And in Grand Forks, North Dakota, Ed Schultz, host of the "Ed Schultz Show," nationally syndicated on the Jones Radio Network. He's billed as America's No. 1 progressive talker.

Mark Larson, since it was only conservatives, the purpose of this was what today?

MARK LARSON, TALK RADIO HOST: To get us into a room, wire us, Larry, and make us drink the Kool-Aid. You know that.

KING: In other words, this was spread the message, preach to the choir?

LARSON: Well, not so much that. You know, if the White House through we were going to go in there and just assume that everything they say is gospel, then they assumed the wrong thing. I mean, there were tough questions in that room all day long. It helps get people on message, absolutely.
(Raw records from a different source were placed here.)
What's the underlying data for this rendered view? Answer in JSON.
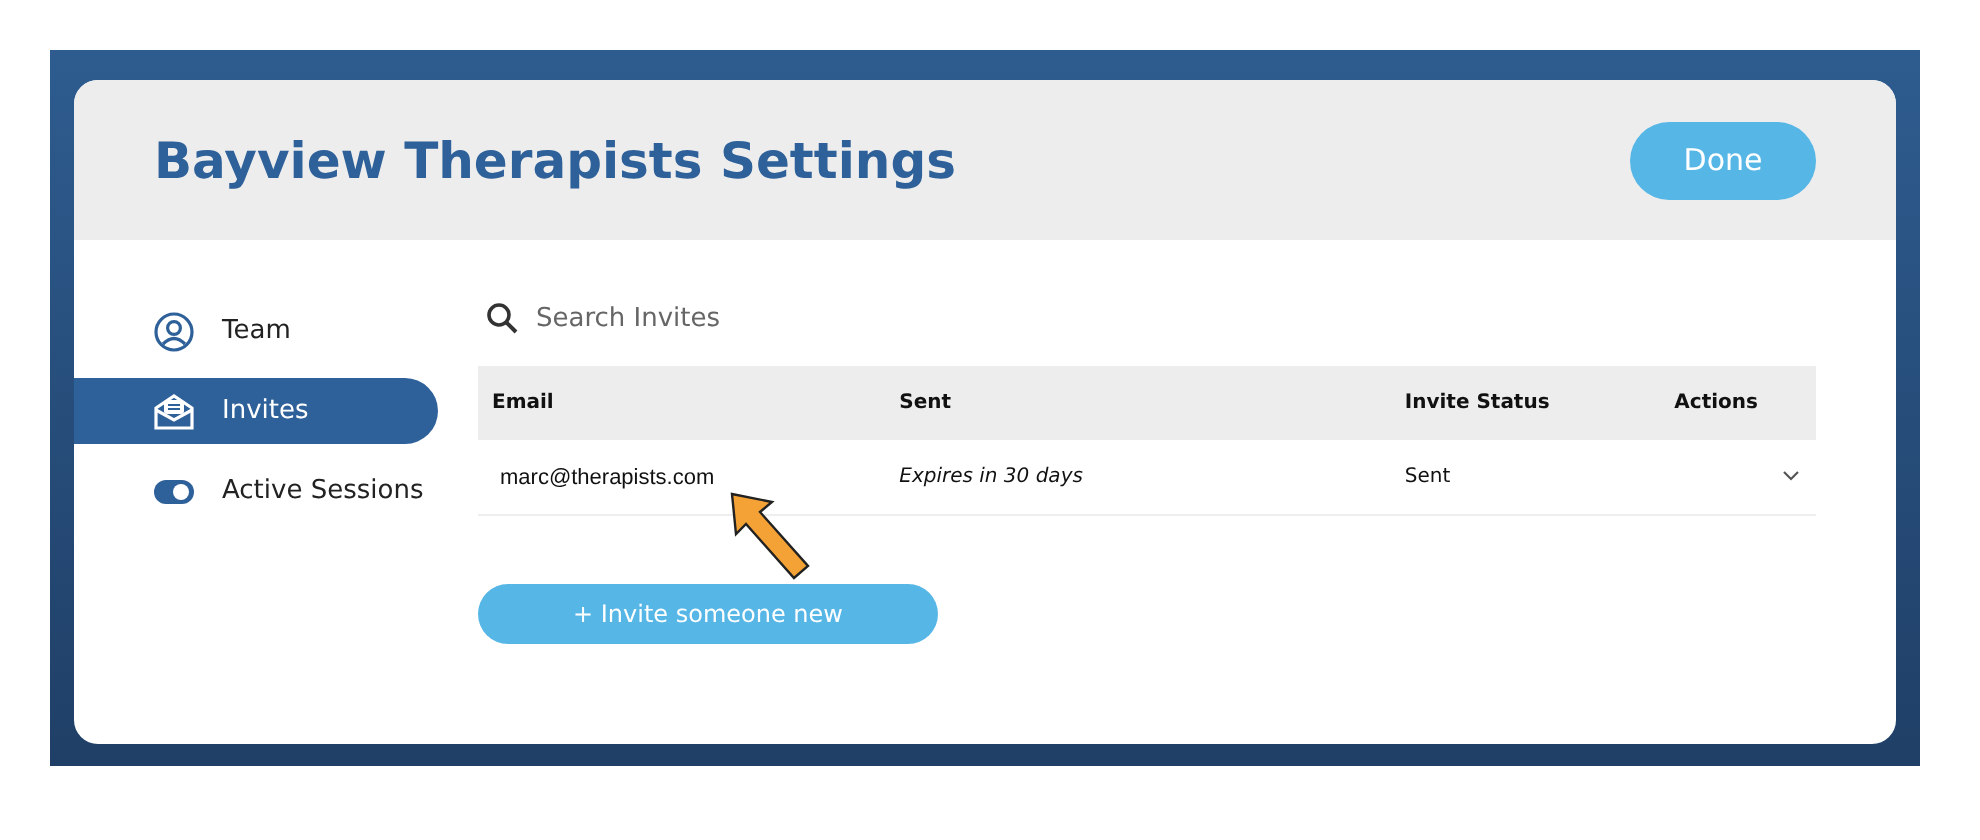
{
  "window": {
    "title": "Bayview Therapists Settings",
    "done_button": "Done"
  },
  "sidebar": {
    "items": [
      {
        "label": "Team",
        "kind": "person",
        "selected": false
      },
      {
        "label": "Invites",
        "kind": "envelope",
        "selected": true
      },
      {
        "label": "Active Sessions",
        "kind": "toggle",
        "selected": false
      }
    ]
  },
  "search": {
    "placeholder": "Search Invites"
  },
  "table": {
    "columns": [
      "Email",
      "Sent",
      "Invite Status",
      "Actions"
    ],
    "rows": [
      {
        "email": "marc@therapists.com",
        "sent": "Expires in 30 days",
        "status": "Sent"
      }
    ]
  },
  "invite_button": "+ Invite someone new"
}
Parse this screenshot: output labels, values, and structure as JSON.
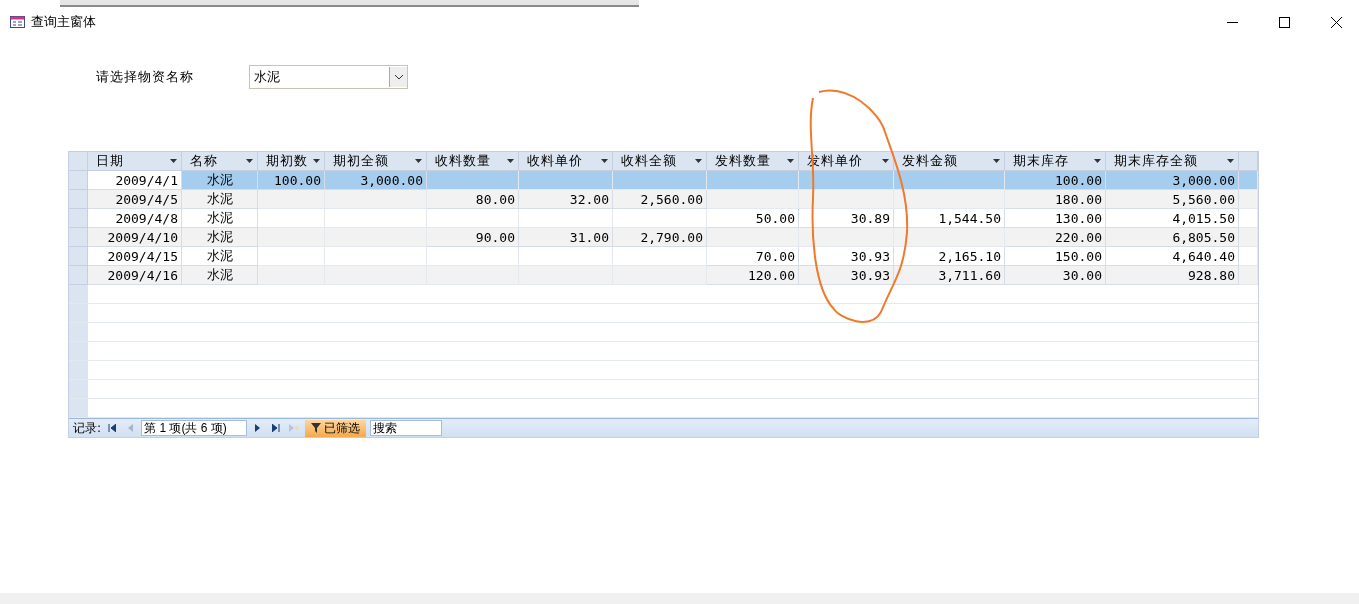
{
  "window": {
    "title": "查询主窗体"
  },
  "filter": {
    "label": "请选择物资名称",
    "value": "水泥"
  },
  "table": {
    "columns": [
      "日期",
      "名称",
      "期初数",
      "期初全额",
      "收料数量",
      "收料单价",
      "收料全额",
      "发料数量",
      "发料单价",
      "发料金额",
      "期末库存",
      "期末库存全额"
    ],
    "rows": [
      {
        "selected": true,
        "cells": [
          "2009/4/1",
          "水泥",
          "100.00",
          "3,000.00",
          null,
          null,
          null,
          null,
          null,
          null,
          "100.00",
          "3,000.00"
        ]
      },
      {
        "selected": false,
        "cells": [
          "2009/4/5",
          "水泥",
          null,
          null,
          "80.00",
          "32.00",
          "2,560.00",
          null,
          null,
          null,
          "180.00",
          "5,560.00"
        ]
      },
      {
        "selected": false,
        "cells": [
          "2009/4/8",
          "水泥",
          null,
          null,
          null,
          null,
          null,
          "50.00",
          "30.89",
          "1,544.50",
          "130.00",
          "4,015.50"
        ]
      },
      {
        "selected": false,
        "cells": [
          "2009/4/10",
          "水泥",
          null,
          null,
          "90.00",
          "31.00",
          "2,790.00",
          null,
          null,
          null,
          "220.00",
          "6,805.50"
        ]
      },
      {
        "selected": false,
        "cells": [
          "2009/4/15",
          "水泥",
          null,
          null,
          null,
          null,
          null,
          "70.00",
          "30.93",
          "2,165.10",
          "150.00",
          "4,640.40"
        ]
      },
      {
        "selected": false,
        "cells": [
          "2009/4/16",
          "水泥",
          null,
          null,
          null,
          null,
          null,
          "120.00",
          "30.93",
          "3,711.60",
          "30.00",
          "928.80"
        ]
      }
    ]
  },
  "navigation": {
    "label": "记录:",
    "position": "第 1 项(共 6 项)",
    "filter_button": "已筛选",
    "search": {
      "placeholder": "搜索"
    }
  }
}
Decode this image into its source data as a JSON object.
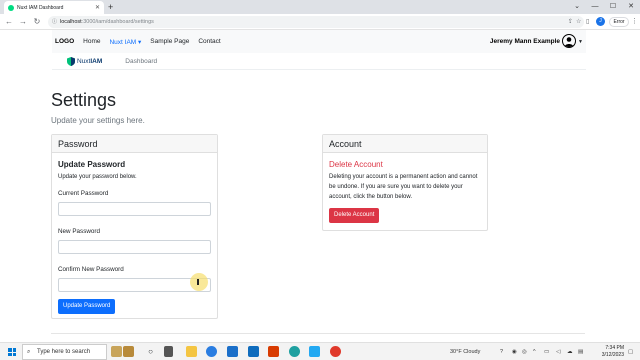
{
  "browser": {
    "tab_title": "Nuxt IAM Dashboard",
    "url_host": "localhost",
    "url_path": ":3000/iam/dashboard/settings",
    "error_button": "Error",
    "profile_initial": "J"
  },
  "navbar": {
    "brand": "LOGO",
    "links": [
      "Home",
      "Nuxt IAM ▾",
      "Sample Page",
      "Contact"
    ],
    "user_name": "Jeremy Mann Example"
  },
  "subnav": {
    "logo_text_a": "Nuxt",
    "logo_text_b": "IAM",
    "dashboard_link": "Dashboard"
  },
  "page": {
    "title": "Settings",
    "subtitle": "Update your settings here."
  },
  "password_card": {
    "header": "Password",
    "section_title": "Update Password",
    "description": "Update your password below.",
    "current_label": "Current Password",
    "new_label": "New Password",
    "confirm_label": "Confirm New Password",
    "current_value": "",
    "new_value": "",
    "confirm_value": "",
    "submit_label": "Update Password"
  },
  "account_card": {
    "header": "Account",
    "section_title": "Delete Account",
    "description": "Deleting your account is a permanent action and cannot be undone. If you are sure you want to delete your account, click the button below.",
    "delete_label": "Delete Account"
  },
  "taskbar": {
    "search_placeholder": "Type here to search",
    "weather": "30°F  Cloudy",
    "time": "7:34 PM",
    "date": "3/12/2023"
  },
  "colors": {
    "primary": "#0d6efd",
    "danger": "#dc3545",
    "nuxt_green": "#00dc82"
  }
}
But at the same time, they're open, very discerning, took on Rumsfeld today with lot of questions he didn't necessarily like.

I think that's good access.

KING: Neal, what did you feel was the point?

NEAL BOORTZ, TALK RADIO HOST: Well, the premise here is wrong already. You introduced me as a libertarian and then you say it was only conservatives. I remember seeing Victoria Jones there, she's a liberal. NPR was there, I don't think they are going to be described as conservatives.

So it wasn't a conservative only gathering. I looked at it as a great opportunity to get some access to administration officials. And no marching orders, no limitations on the questions. Just have at them. KING: They used to do this a lot, didn't they, Clinton did it and others, they'd have radio days like every six months?

BOORTZ: They did.

KING: Didn't they, Neal?

BOORTZ: Yes, sir.

KING: So this is commonplace. Stephanie, do you feel left out?

STEPHANIE MILLER, TALK RADIO HOST: Oh, I'm sure it's a coincidence that Ed and my invitations were lost in the mail, Larry.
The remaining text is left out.